The issue is pointer aliasing. A pointer can point to anything, including const data. Therefore, storing through a pointer can alter any value that is reachable via a pointer. Therefore, storing through a pointer invalidates any cached value already read.

This is what you're seeing.

C99 tried to address this with __restrict, but few people use it or understand it. D didn't bother with it because people will inevitably misuse __restrict and get their data mysteriously corrupted.

This, here, is the answer.

Moral of the story, use (gdc, ldc) vendor attributes if you really care.

import core.attribute;

void fillBP(@restrict uint* dest, uint* value)
{
    //...
February 16

On Tuesday, 13 February 2024 at 13:30:11 UTC, Johan wrote:

>

I hope someone can find the link to some DConf talk (me or Andrei) or forum post where I talk about why LDC assumes that immutable(uint*) points to mutable (nota bene) data. The reason is the mutable thread synchronization field in immutable class variable storage (__monitor), combined with casting an immutable class to an array of immutable bytes.

Side-effects in-between immutable(uint*) lookup could run into a synchronization event on the immutable data (i.e. mutating it).

Shouldn't it be okay for immutable(uint*) to not access __monitor? I think, __monitor should work outside of type safety, like reference counting, then immutability won't matter.

shared(Object.Monitor*) getMonitor(immutable Object o)
{
	size_t addr=cast(size_t)cast(void*)&o.__monitor;
	return cast(shared(Object.Monitor*))(addr-20+20);
}

Is it legal for optimizer to cast away restrict qualifier like this?

February 16
On 16/02/2024 10:34 PM, Kagamin wrote:
> On Tuesday, 13 February 2024 at 13:30:11 UTC, Johan wrote:
> 
>     I hope someone can find the link to some DConf talk (me or Andrei)
>     or forum post where I talk about why LDC assumes that
>     |immutable(uint*)| points to /mutable/ (nota bene) data.
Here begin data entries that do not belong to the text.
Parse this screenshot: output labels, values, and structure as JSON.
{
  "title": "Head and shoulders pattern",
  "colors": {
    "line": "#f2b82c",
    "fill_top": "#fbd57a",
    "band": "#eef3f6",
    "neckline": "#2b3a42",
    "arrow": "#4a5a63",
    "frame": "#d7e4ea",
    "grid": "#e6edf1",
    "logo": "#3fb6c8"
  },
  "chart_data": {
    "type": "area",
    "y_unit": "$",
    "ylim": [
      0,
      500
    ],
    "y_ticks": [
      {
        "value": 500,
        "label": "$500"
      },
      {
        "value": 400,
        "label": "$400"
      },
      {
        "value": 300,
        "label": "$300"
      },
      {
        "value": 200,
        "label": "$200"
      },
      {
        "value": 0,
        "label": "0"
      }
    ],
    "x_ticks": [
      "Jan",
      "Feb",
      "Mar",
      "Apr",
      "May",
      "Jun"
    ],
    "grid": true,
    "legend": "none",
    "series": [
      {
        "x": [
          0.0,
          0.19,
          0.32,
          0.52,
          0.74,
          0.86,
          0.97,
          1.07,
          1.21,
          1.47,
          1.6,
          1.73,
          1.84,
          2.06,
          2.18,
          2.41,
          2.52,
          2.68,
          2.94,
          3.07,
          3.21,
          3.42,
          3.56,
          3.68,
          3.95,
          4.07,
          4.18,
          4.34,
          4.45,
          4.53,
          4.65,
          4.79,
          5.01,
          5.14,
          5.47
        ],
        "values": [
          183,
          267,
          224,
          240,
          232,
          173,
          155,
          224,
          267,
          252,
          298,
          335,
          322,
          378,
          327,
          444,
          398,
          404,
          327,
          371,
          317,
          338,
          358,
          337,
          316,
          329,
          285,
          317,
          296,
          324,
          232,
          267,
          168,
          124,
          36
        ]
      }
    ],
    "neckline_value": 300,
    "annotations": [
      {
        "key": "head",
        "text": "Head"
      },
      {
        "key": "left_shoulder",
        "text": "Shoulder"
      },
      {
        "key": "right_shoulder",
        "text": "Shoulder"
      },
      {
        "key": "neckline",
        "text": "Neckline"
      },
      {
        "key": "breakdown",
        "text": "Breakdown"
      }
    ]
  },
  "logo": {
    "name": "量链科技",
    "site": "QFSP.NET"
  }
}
The reason
>     is the mutable thread synchronization field in immutable class
>     variable storage (|__monitor|), combined with casting an immutable
>     class to an array of immutable bytes.
> 
>     Side-effects in-between immutable(uint*) lookup could run into a
>     synchronization event on the immutable data (i.e. mutating it).
> 
> Shouldn't it be okay for immutable(uint*) to not access |__monitor|? I think, |__monitor| should work outside of type safety, like reference counting, then immutability won't matter.

That covers immutable, but not immutable that has become const.

The only way I can see it working reliably is to simply turn off the mutex when it is immutable.
February 16
On Friday, 16 February 2024 at 09:56:50 UTC, Richard (Rikki) Andrew Cattermole wrote:
> That covers immutable, but not immutable that has become const.

That's fine, const can't be restrict qualified unconditionally, but immutable can.